ON DÖRDÜNCÜ MES’ELE: Rivâyette var ki: “Deccal’ın mühim kuvveti yahudidir. Yahudiler severek tâbi olurlar.”
Allahu a’lem, diyebiliriz ki, bu rivâyetin bir parça te’vili Rusya’da çıkmış. Çünkü, her hükümetin zulmünü gören Yahudiler, Almanya memleketinde kesretle toplanıp intikamlarını almak için, Komünist Komitesi’nin tesisinde mühim bir rol ile yahudi milletinden olan “Troçki” nâmında dehşetli bir adamı, Rusya’nın başkumandanlığına ve terbiyegerdeleri olan meşhur Lenin’den sonra Rus Hükümetinin başına geçirerek Rusya’nın başını patlatıp bin senelik mahsulâtını yaktırdılar. Büyük Deccal’ın komitesini ve bir kısım icraatını gösterdiler. Ve sâir hükümetlerde dahi ehemmiyetli sarsıntılar verip karıştırdılar.
ON BEŞİNCİ MES’ELE: Ye’cüc ve Me’cüc hâdisatının icmâli Kur’ânda olduğu gibi, rivâyette bir kısım tafsilât var. Ve o tafsilât ise, Kur’ânın muhkemâtından olan icmâli gibi muhkem değil, belki bir derece müteşabih sayılır. Onlar te’vil isterler. Belki râvilerin ictihadları karışmasiyle ta’bir isterler. Evet
Bunun bir te’vili şudur ki: Kur’ânın lîsan-ı semâvîsinde “Ye’cüc” ve “Me’cüc” nâmı verilen Mançur ve Moğol kabileleri, eski zamanda Çin-i Maçin’den bir kısım başka kabileleri beraber alarak kaç def’a Asya ve Avrupa’yı herc ü merc ettikleri gibi, gelecek zamanlarda dahi dünyayı zîr ü zeber edeceklerine işâret ve kinâyedir. Hatta şimdi de komünistlik içindeki anarşistin ehemmiyetli efradı onlardandır.
Evet, ihtilâl-i Fransevîde hürriyet-perverlik tohumuyla ve aşılamasiyle sosyalistlik türedi, tevellüd etti.

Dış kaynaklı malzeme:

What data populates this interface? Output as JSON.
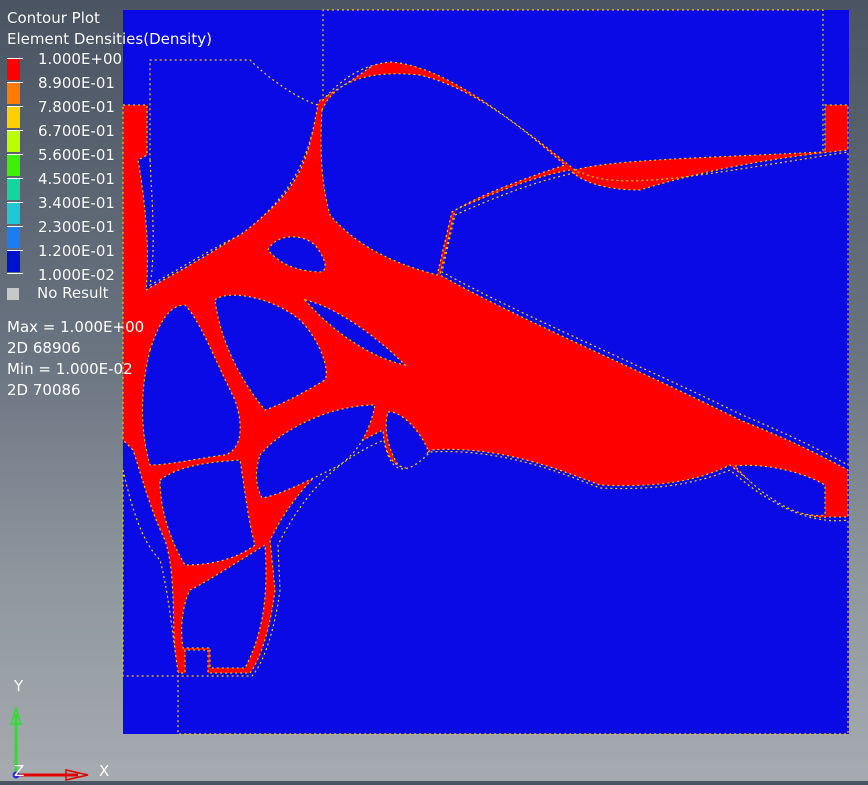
{
  "legend": {
    "title": "Contour Plot",
    "subtitle": "Element Densities(Density)",
    "levels": [
      {
        "label": "1.000E+00",
        "color": "#ff0000"
      },
      {
        "label": "8.900E-01",
        "color": "#ff7b00"
      },
      {
        "label": "7.800E-01",
        "color": "#ffd000"
      },
      {
        "label": "6.700E-01",
        "color": "#b9ff00"
      },
      {
        "label": "5.600E-01",
        "color": "#3bf000"
      },
      {
        "label": "4.500E-01",
        "color": "#11d6a0"
      },
      {
        "label": "3.400E-01",
        "color": "#1ec8d6"
      },
      {
        "label": "2.300E-01",
        "color": "#1a7df0"
      },
      {
        "label": "1.200E-01",
        "color": "#0012d0"
      },
      {
        "label": "1.000E-02",
        "color": null
      }
    ],
    "no_result_label": "No Result"
  },
  "stats": {
    "max": "Max =  1.000E+00",
    "max_element": "2D 68906",
    "min": "Min =  1.000E-02",
    "min_element": "2D 70086"
  },
  "triad": {
    "x_label": "X",
    "y_label": "Y",
    "z_label": "Z"
  },
  "colors": {
    "design_domain": "#0a0ae6",
    "material": "#ff0000"
  }
}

Ve sosyalistlik ise bir kısım mukaddesâtı tahrib ettiğinden, aşıladığı fikir bilâhere bolşevikliğe inkılâb etti. Ve bolşeviklik dahi çok mukaddesat-ı ahlâkiye ve kalbiye ve insaniyeyi bozduğundan, elbette ektikleri tohumlar hiç bir kayıd ve hürmet tanımayan anarşistlik mahsulünü verecek.
Çünkü, kalb-i insanîden hürmet ve merhamet çıksa; akıl ve zekâvet, o insanları gâyet dehşetli ve gaddar canavarlar hükmüne geçirir, daha siyasetle idare edilmez. Ve anarşistlik fikrinin tam yeri ise; hem mazlum kalabalıklı, hem medeniyette ve hâkimiyette geri kalan çapulcu kabileler olacak.